Impetus to Switch to Intravascular Imaging?

According to Ali, approximately 20% of US cath labs use intravascular ultrasound (it is closer to 40% at his institution) and just 8% use OCT. The number is similarly low in Europe but approaches 90% in Japan, where it is reimbursed.

Many operators, however, believe they are already getting excellent results with angiography. Ali is unconvinced.

“For those people who say, ‘My results are excellent with angiography alone,’ we have to take intravascular imaging as a whole and say, there are large randomized controlled trials and meta-analyses of up to 30,000 patients that show a clear benefit in terms of stent thrombosis, death, and target lesion revascularization that favors intravascular imaging,” he said. Data from trials like TWENTE suggest that even with the newest drug-eluting stents, target lesion revascularization is approaching 18% at 5 years. By contrast, results from intravascular imaging studies in Korea suggest rates have fallen from roughly 6% to 3% when the newer imaging modalities were employed more universally.

Still, that kind of benefit needs to be demonstrated in large, randomized, adequately powered clinical trials, as Ravinay Bhindi, MD, and Usaid K Allahwala, MD (Royal North Shore Hospital, Sydney, Australia), write in an editorial accompanying the Lancet article.

“Although we applaud and welcome the findings of the ILUMIEN III: OPTIMIZE PCI trial as an important step in the right direction, the interventional cardiology community have previously fallen into the trap of using surrogate measures to argue for the benefit of a strategy or approach which, when tested systematically, has shown no difference or change in clinical outcomes,” they say. “Although this study strengthens the evidence for intracoronary OCT use, whether or not it should be used routinely in all cases remains unclear.”
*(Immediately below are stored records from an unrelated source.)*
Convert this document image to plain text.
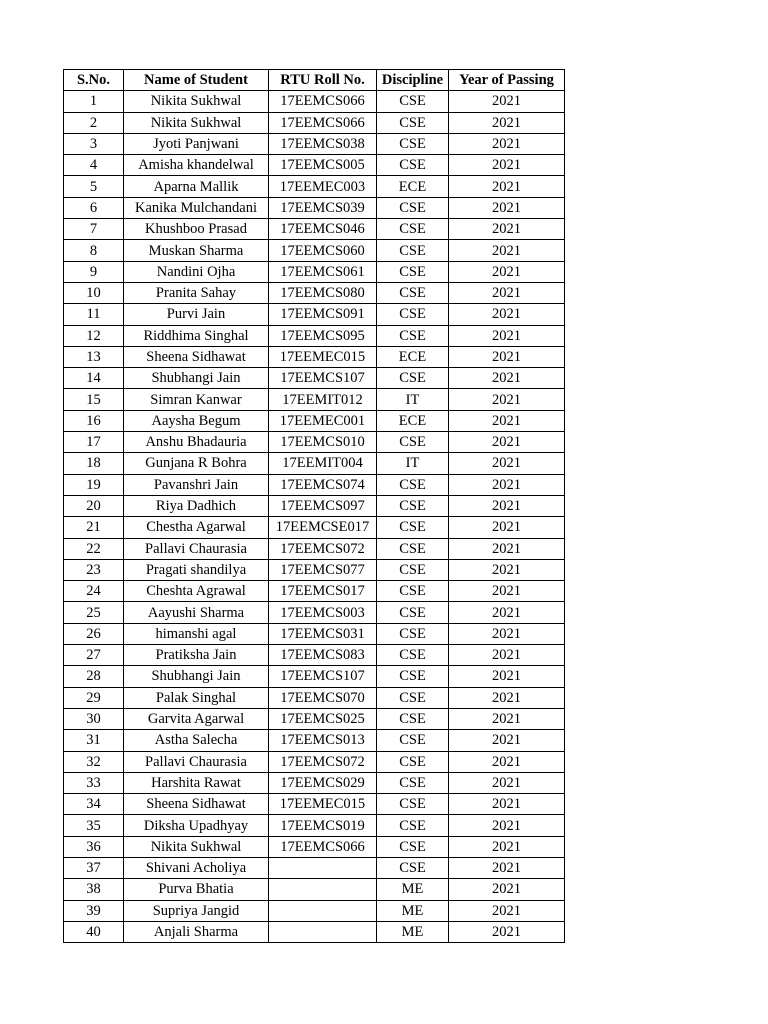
S.No.	Name of Student	RTU Roll No.	Discipline	Year of Passing
1	Nikita Sukhwal	17EEMCS066	CSE	2021
2	Nikita Sukhwal	17EEMCS066	CSE	2021
3	Jyoti Panjwani	17EEMCS038	CSE	2021
4	Amisha khandelwal	17EEMCS005	CSE	2021
5	Aparna Mallik	17EEMEC003	ECE	2021
6	Kanika Mulchandani	17EEMCS039	CSE	2021
7	Khushboo Prasad	17EEMCS046	CSE	2021
8	Muskan Sharma	17EEMCS060	CSE	2021
9	Nandini Ojha	17EEMCS061	CSE	2021
10	Pranita Sahay	17EEMCS080	CSE	2021
11	Purvi Jain	17EEMCS091	CSE	2021
12	Riddhima Singhal	17EEMCS095	CSE	2021
13	Sheena Sidhawat	17EEMEC015	ECE	2021
14	Shubhangi Jain	17EEMCS107	CSE	2021
15	Simran Kanwar	17EEMIT012	IT	2021
16	Aaysha Begum	17EEMEC001	ECE	2021
17	Anshu Bhadauria	17EEMCS010	CSE	2021
18	Gunjana R Bohra	17EEMIT004	IT	2021
19	Pavanshri Jain	17EEMCS074	CSE	2021
20	Riya Dadhich	17EEMCS097	CSE	2021
21	Chestha Agarwal	17EEMCSE017	CSE	2021
22	Pallavi Chaurasia	17EEMCS072	CSE	2021
23	Pragati shandilya	17EEMCS077	CSE	2021
24	Cheshta Agrawal	17EEMCS017	CSE	2021
25	Aayushi Sharma	17EEMCS003	CSE	2021
26	himanshi agal	17EEMCS031	CSE	2021
27	Pratiksha Jain	17EEMCS083	CSE	2021
28	Shubhangi Jain	17EEMCS107	CSE	2021
29	Palak Singhal	17EEMCS070	CSE	2021
30	Garvita Agarwal	17EEMCS025	CSE	2021
31	Astha Salecha	17EEMCS013	CSE	2021
32	Pallavi Chaurasia	17EEMCS072	CSE	2021
33	Harshita Rawat	17EEMCS029	CSE	2021
34	Sheena Sidhawat	17EEMEC015	CSE	2021
35	Diksha Upadhyay	17EEMCS019	CSE	2021
36	Nikita Sukhwal	17EEMCS066	CSE	2021
37	Shivani Acholiya		CSE	2021
38	Purva Bhatia		ME	2021
39	Supriya Jangid		ME	2021
40	Anjali Sharma		ME	2021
During a morning press conference, experts speaking to the press debated the increased cost of OCT over angiography, with Ajay Kirtane (NewYork-Presbyterian Hospital/Columbia University Medical Center, New York, NY), ballparking the number as approximately a $700 increased cost for the newer imaging tool, while Paul Teirstein, MD (Scripps Clinic, La Jolla, CA), called the cost difference, “not huge, not a deal-breaker.”

Ali pointed out that better characterization of the vessel wall and optimization of the stent placement may potentially translate into lower costs via less use of pre- or postdilation. Whether there are also longer-term savings related to less repeat hospitalizations or revascularizations remains to be seen.

Dean Kereiakes, MD (Christ Hospital Heart and Vascular Center Medical, Cincinnati, OH) however, noted that “on balance [intravascular imaging] drives increased utilization of resources, on average, not less.”
 

Note: Several co-authors are faculty members of the Cardiovascular Research Foundation, the publisher of TCTMD. Photo credit: Dr. Ali.

Sources
  • Ali ZA, Maehara A, Généreux P, et al. Optical coherence tomography compared with intravascular ultrasound and with angiography to guide coronary stent implantation (ILUMIEN III: OPTIMIZE PCI): a randomized controlled trial. Lancet. 2016;Epub ahead of print.

  • Bhindi R, Allahwala UK. Optical coherence tomography: Not quite ready. Lancet. 2016;Epub ahead of print.

Disclosures
  • Ali reports grants and personal fees from St. Jude Medical, Acist Medical, and Cardiovascular Systems, outside the current study.
  • Guagliumi reports being on the advisory board through the hospital for St. Jude Medical during the conduct of the study and reports personal fees from St. Jude Medical and Boston Scientific as well as and grants from Abbott Vascular and Boston Scientific outside the submitted work.
  • Bhindi and Allahwala report no relevant conflicts of interest.